Le cinquième sujet est aussi la désignation des représentants des acteurs dans l’ensemble des structures de la CENI (Cellules, commissions, …). A part Conakry, à l’intérieur du pays, il y a des situations assez compliquées. « Le nombre de commissaires et de départements techniques ayant été réduits, les représentants des acteurs dans les démembrements par exemple doivent être efficace et désigné en fonction de leur niveau d’études et de leur compréhension des textes et des questions électorales. Ce qui rendrait ces structures aptes à remplir leur mission. Cela éviterait beaucoup de situations conflictuelles ou d’incompréhensions sur le terrain ».

Le sixième sujet, c’est le financement des partis politique. « Nous avons voulons l’amener dans nos échanges parce que nous n’entendons pas souvent parler. Nous plaidons que cette question soit traitée. Nous pensons qu’il y a une loi sur le financement des partis politiques, mais le plaidoyer est de toiletter ces textes et de les mettre à jour pour qu’ensemble nous puissions voir un peu plus clair la participation des partis politiques vraiment engagé dans le processus de démocratisation de notre pays ».

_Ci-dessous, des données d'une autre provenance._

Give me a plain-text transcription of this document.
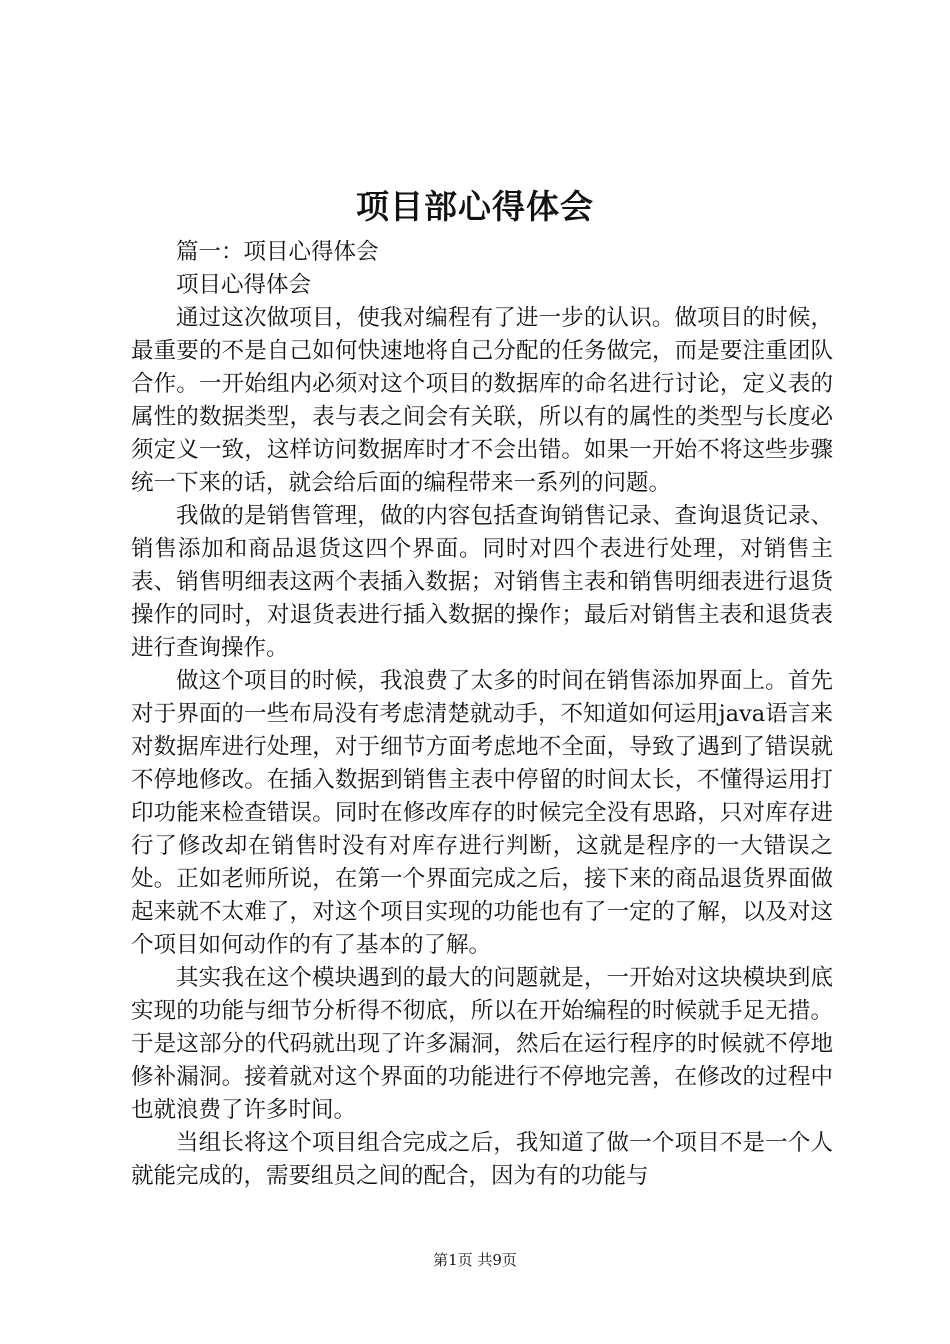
项目部心得体会

篇一：项目心得体会

项目心得体会

通过这次做项目，使我对编程有了进一步的认识。做项目的时候，最重要的不是自己如何快速地将自己分配的任务做完，而是要注重团队合作。一开始组内必须对这个项目的数据库的命名进行讨论，定义表的属性的数据类型，表与表之间会有关联，所以有的属性的类型与长度必须定义一致，这样访问数据库时才不会出错。如果一开始不将这些步骤统一下来的话，就会给后面的编程带来一系列的问题。

我做的是销售管理，做的内容包括查询销售记录、查询退货记录、销售添加和商品退货这四个界面。同时对四个表进行处理，对销售主表、销售明细表这两个表插入数据；对销售主表和销售明细表进行退货操作的同时，对退货表进行插入数据的操作；最后对销售主表和退货表进行查询操作。

做这个项目的时候，我浪费了太多的时间在销售添加界面上。首先对于界面的一些布局没有考虑清楚就动手，不知道如何运用java语言来对数据库进行处理，对于细节方面考虑地不全面，导致了遇到了错误就不停地修改。在插入数据到销售主表中停留的时间太长，不懂得运用打印功能来检查错误。同时在修改库存的时候完全没有思路，只对库存进行了修改却在销售时没有对库存进行判断，这就是程序的一大错误之处。正如老师所说，在第一个界面完成之后，接下来的商品退货界面做起来就不太难了，对这个项目实现的功能也有了一定的了解，以及对这个项目如何动作的有了基本的了解。

其实我在这个模块遇到的最大的问题就是，一开始对这块模块到底实现的功能与细节分析得不彻底，所以在开始编程的时候就手足无措。于是这部分的代码就出现了许多漏洞，然后在运行程序的时候就不停地修补漏洞。接着就对这个界面的功能进行不停地完善，在修改的过程中也就浪费了许多时间。

当组长将这个项目组合完成之后，我知道了做一个项目不是一个人就能完成的，需要组员之间的配合，因为有的功能与

第1页 共9页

En réponse, l’honorable Aliou Condé, secrétaire général de l’Ufdg, a souhaité que dans le cadre des élections en Guinée que la classe ait désormais affaire avec une CENI de la rupture pour qu’il n’y ait plus de familles endeuillées à cause d’élection, de biens détruits pour cause d’élection, plus de prisonniers pour cause d’élection. « L’une des questions primordiales qui taraude tout le monde, c’est le fichier électoral. Je pense que d’après les échanges que nous avons eu, nous sommes d’accord qu’on puisse élaborer un fichier consensuel et qu’on en finisse avec ce fichier qui a été suffisamment raccommodé depuis 2002 jusqu’à 2015. Aujourd’hui, nous n’avons pas une bonne lisibilité de ce fichier électoral. Pour mémoire, l’opposition avait réclamé à corps et à cri l’audit de ce fichier puisqu’il y avait eu d’enrôlement de mineurs à l’époque. Ce qui fait qu’on a un fichier extraverti. Nous avons un fichier qui a plus de 50% de la population guinéenne comme électeurs, alors qu’il est connu que la population de 0 à 18 ans constitue plus de 60% de la population guinéenne. C’est donc incongru de dire que la population de 18 ans et plus de 18 ans est supérieure à celle de 0 à 18 ans. Je pense que l’audit a révélé des anomalies, nous devons nous mettre d’accord dans la mise en œuvre de la correction de ces anomalies. Sur les autres sujets, nous sommes pratiquement tous sur les mêmes longueurs d’ondes », a conclu le député.